Championing Open-source Development in Machine Learning

Open-source software development is a cornerstone of modern machine learning research. However, there are often overlooked issues around the sustainability of long-term projects, the reliability of software, and proper academic acknowledgment of long-term maintenance and contributions. The CODEML workshop at ICML aims to identify and discuss strategies for successful and sustainable open-source development in machine learning while also proposing possible solutions to the challenges mentioned above. In addition, this workshop will serve as a platform to provide academic and community recognition of efforts from open-source contributors in the field. We will bring together machine learning researchers, engineers, industrial practitioners, and software development experts. The workshop will feature invited talks, panel discussions with experts, and extended abstract submissions from open-source contributors in machine learning.

Important Dates

Submission Deadline	~~May 19~~ Extended: May 26, 2025 - 11:59 PM AoE
Acceptance Notification Date	June 9, 2025
Workshop Date	July 18, 2025

Location and Venue

Vancouver Convention Center
1055 Canada Pl, Vancouver, BC V6C 0C3, Canada

Call for Papers

We welcome submissions on open-source software within the context of machine learning research. We encourage all types of contributions, including research papers, position papers, technical reports, and retrospectives.

Suggested topics include:

Submissions that describe a new open-source machine learning software library
Submissions which explain a new addition, significant bug fixes, or changes to an established library
Submissions that explore a scientific result across different versions of an (established) library
Submissions on the technical setup (e.g. CI, testing) and best practices for reproducibility
Proposals for better workflows or incentives for open-source development and maintenance in ML
Retrospectives on the development and maintenance of mature ML OSS packages

We especially encourage submissions on development practices, mature libraries, and other topics that have received little recognition from traditional academic venues.

As our proceedings are non-archival, we will accept work that is under submission or recently accepted by other publication venues (e.g. NeurIPS, JMLR OSS Track, etc.)

Submission Guidelines

We invite submissions of 4-page workshop papers (excluding references and appendix) that address any of the workshop themes. Submissions should use the ICML style file. We encourage submissions to include relevant links to projects wherever applicable (we recommend using Anonymous4OpenScience to hide identifying details). We discourage lengthy appendices as reviewers are not required to read them.
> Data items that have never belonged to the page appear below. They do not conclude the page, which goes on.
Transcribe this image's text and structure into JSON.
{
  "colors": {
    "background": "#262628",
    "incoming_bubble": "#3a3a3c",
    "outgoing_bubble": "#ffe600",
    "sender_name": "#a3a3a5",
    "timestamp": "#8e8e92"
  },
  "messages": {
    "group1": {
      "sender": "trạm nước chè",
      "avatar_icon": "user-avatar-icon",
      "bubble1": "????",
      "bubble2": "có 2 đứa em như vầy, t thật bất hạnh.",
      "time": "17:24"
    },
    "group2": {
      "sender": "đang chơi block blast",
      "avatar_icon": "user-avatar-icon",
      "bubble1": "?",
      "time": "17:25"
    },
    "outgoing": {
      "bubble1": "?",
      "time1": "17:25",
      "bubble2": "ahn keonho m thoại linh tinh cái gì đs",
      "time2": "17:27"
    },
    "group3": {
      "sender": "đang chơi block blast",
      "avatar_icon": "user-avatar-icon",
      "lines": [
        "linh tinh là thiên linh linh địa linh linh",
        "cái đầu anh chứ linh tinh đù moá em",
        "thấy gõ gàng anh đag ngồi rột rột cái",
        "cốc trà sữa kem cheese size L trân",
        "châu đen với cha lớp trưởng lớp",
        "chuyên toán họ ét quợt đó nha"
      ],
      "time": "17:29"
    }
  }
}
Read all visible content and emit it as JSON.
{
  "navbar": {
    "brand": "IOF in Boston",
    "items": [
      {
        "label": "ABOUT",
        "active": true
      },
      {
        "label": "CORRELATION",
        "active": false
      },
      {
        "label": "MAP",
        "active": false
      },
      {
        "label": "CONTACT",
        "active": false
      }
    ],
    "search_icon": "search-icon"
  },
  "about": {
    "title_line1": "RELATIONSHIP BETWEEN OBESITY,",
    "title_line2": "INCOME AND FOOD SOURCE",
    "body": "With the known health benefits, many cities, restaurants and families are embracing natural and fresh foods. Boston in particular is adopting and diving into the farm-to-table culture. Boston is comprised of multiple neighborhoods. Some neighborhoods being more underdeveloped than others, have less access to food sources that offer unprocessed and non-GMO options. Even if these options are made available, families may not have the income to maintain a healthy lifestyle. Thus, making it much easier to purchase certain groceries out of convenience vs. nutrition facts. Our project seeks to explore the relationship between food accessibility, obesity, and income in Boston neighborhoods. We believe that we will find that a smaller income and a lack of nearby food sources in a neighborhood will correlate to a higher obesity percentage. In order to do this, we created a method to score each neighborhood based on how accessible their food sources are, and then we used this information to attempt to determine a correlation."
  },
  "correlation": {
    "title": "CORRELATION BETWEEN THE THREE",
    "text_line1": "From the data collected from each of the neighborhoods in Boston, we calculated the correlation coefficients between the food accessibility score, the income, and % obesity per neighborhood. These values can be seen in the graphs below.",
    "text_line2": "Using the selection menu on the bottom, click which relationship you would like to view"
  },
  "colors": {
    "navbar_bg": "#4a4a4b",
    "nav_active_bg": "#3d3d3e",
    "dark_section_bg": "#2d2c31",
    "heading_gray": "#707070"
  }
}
Submit Paper on OpenReview »

Submissions will undergo a double-blind review process for relevance and adherence to ICML’s academic integrity standards. We recognize that it may be impossible for some submissions to be truly anonymous (e.g., a retrospective on a widely used library), so we ask authors to use their best judgment regarding potentially identifying details.

We aim to be inclusive while ensuring high-quality discussions that align with the workshop’s objectives. To that end, papers will be reviewed under the TMLR criteria:

Correctness: Are the claims made in the submission supported by accurate, convincing and clear evidence?
Audience: Would some individuals in the workshop’s audience be interested in the findings of this submission?

Accepted submissions will be presented during joint poster sessions and made publicly available as non-archival reports, allowing future submissions to archival conferences or journals.

Camera-Ready Submission

For the camera-ready version of accepted papers, please use this style file which serves as a drop-in replacement of the ICML style file. Camera-ready papers may have five pages of main content (one additional from the submission page limit).

Schedule

Time	Session
09:00 - 09:15	Opening remarks
09:15 - 09:45	Tri Dao: "Open-Source Attention Optimizations"
09:45 - 10:15	Coffee break
10:15 - 10:45	Evan Shelhamer: "DIY Deep Learning a Decade Later: a Retrospective on Brewing Community with Caffe"
10:45 - 11:15	Sara Hooker: "Beyond the Research Paper: Why the Way Breakthroughs Happen Is Ripe for Revolution"
11:15 - 12:00	Contributed talks / demos
12:00 - 13:00	Lunch and discussion
13:00 - 13:30	Matt Johnson: “JAX and OSS at Google / DeepMind”
13:30 - 14:00	Chris Rackauckas : “Differentiating and Integrating Open Source Development with Research in Julia's SciML”
14:00 - 14:15	Contributed talks / demos
14:15 - 15:00	Poster session
15:00 - 15:30	Coffee break
15:30 - 16:00	Stella Biderman: "Lessons from the Trenches on Reproducible Evaluation of Language Models"
16:00 - 16:55	Panel discussion
16:55 - 17:00	Closing remarks

Invited Speakers

Sara Hooker is a renowned ML researcher and leader in AI fairness and interpretability, and currently the VP of research at Cohere. She previously was a research scientist at Google Brain, focusing on training models that are not only accurate, but also interpretable, fair, and robust. Sara is the founder and a current advisor of Delta Analytics, a nonprofit organization dedicated to bringing data science expertise to underserved communities. She uses her expertise and outreach to advocate for trustworthy, accessible and equitable ML practices and to promote open research and collaboration.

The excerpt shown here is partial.